If you're interested in breeds similar to the rat terrier, check out:
There’s a whole world of potential dog breeds out there—with a little research, you can find the right one to bring home!
Could a rat terrier be a good apartment dog?
Although rat terriers can thrive in smaller spaces, like apartments or condos, those living in small spaces should remember that rats were bred to run—so they need at least 40 minutes of exercise each day—and they have a strong instinct to bark.
Would this breed be a good choice for a first-time dog owner?
Because a rat terrier is highly intelligent, it has a mind of its own—and may be difficult to train if you're a first-time dog owner. The dog isn't big on pleasing its human, which can be frustrating for a new dog owner. An experienced dog owner will know how to be firm but loving with a pet, which is what a rattie needs from an owner.
Are rat terriers good with other small animals in the house?
Since this breed inherently hunts down pests and vermin, it's highly advised that owners avoid bringing small animals into the home as pets, such as hamsters, guinea pigs, mice, or birds. This dog may even consider cats and kittens as prey. Even a well-trained rat terrier may forget its manners when it spots a squirrel so imagine if your rattie encounters a hamster ball rolling around under its nose!
Is a rat terrier and Teddy Roosevelt terrier the same type of dog?

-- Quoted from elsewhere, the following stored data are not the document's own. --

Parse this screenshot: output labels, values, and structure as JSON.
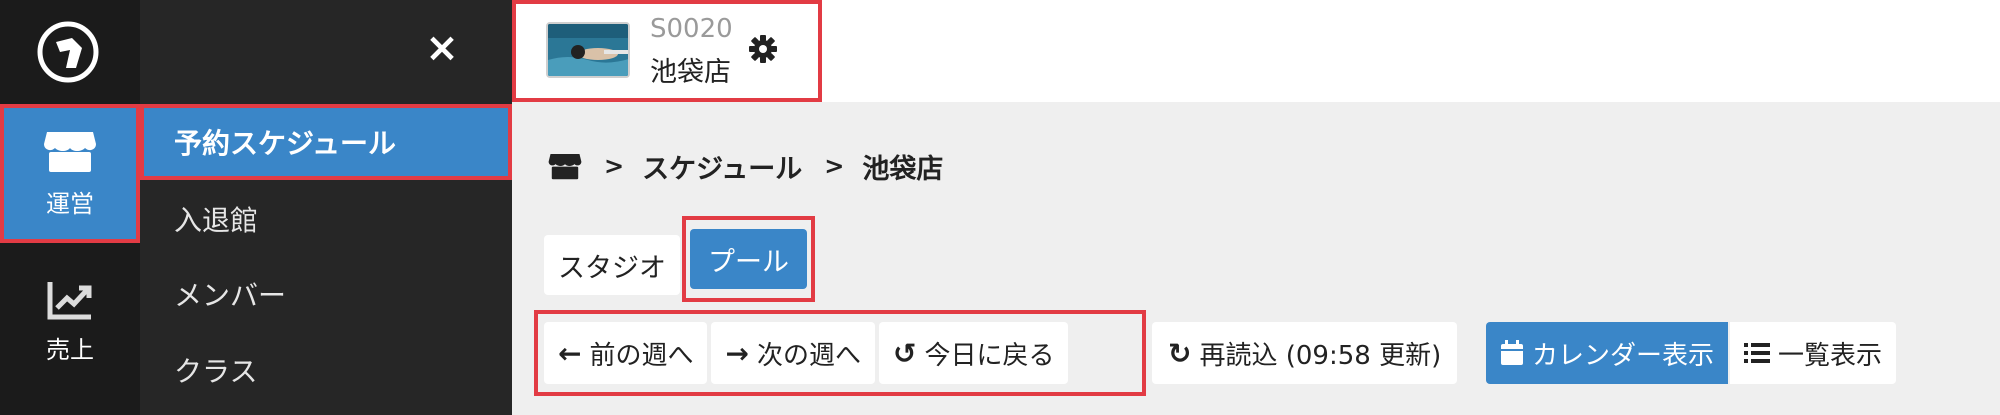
{
  "rail": {
    "items": [
      {
        "label": "運営",
        "icon": "store-icon"
      },
      {
        "label": "売上",
        "icon": "chart-line-icon"
      }
    ]
  },
  "submenu": {
    "close": "×",
    "items": [
      {
        "label": "予約スケジュール"
      },
      {
        "label": "入退館"
      },
      {
        "label": "メンバー"
      },
      {
        "label": "クラス"
      }
    ]
  },
  "store": {
    "code": "S0020",
    "name": "池袋店"
  },
  "breadcrumb": {
    "sep": ">",
    "items": [
      "スケジュール",
      "池袋店"
    ]
  },
  "tabs": [
    "スタジオ",
    "プール"
  ],
  "nav": {
    "prev": "前の週へ",
    "next": "次の週へ",
    "today": "今日に戻る"
  },
  "reload": "再読込 (09:58 更新)",
  "view": {
    "calendar": "カレンダー表示",
    "list": "一覧表示"
  },
  "colors": {
    "primary": "#3a86c8",
    "highlight": "#e23b44",
    "rail_bg": "#1b1b1b",
    "submenu_bg": "#262626"
  }
}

There is some confusion between the rat terrier and Teddy terrier breeds. That's because there's an unfounded rumor that Teddy Roosevelt named the rat terrier when his dog eradicated vermin in the White House. It is not fully confirmed which type of terrier that he owned, however, the Teddy Roosevelt terrier pays homage to the dog-loving 26th President of the United States. Teddies have longer legs than rat terriers, otherwise, they are very similar in nature and physical characteristics.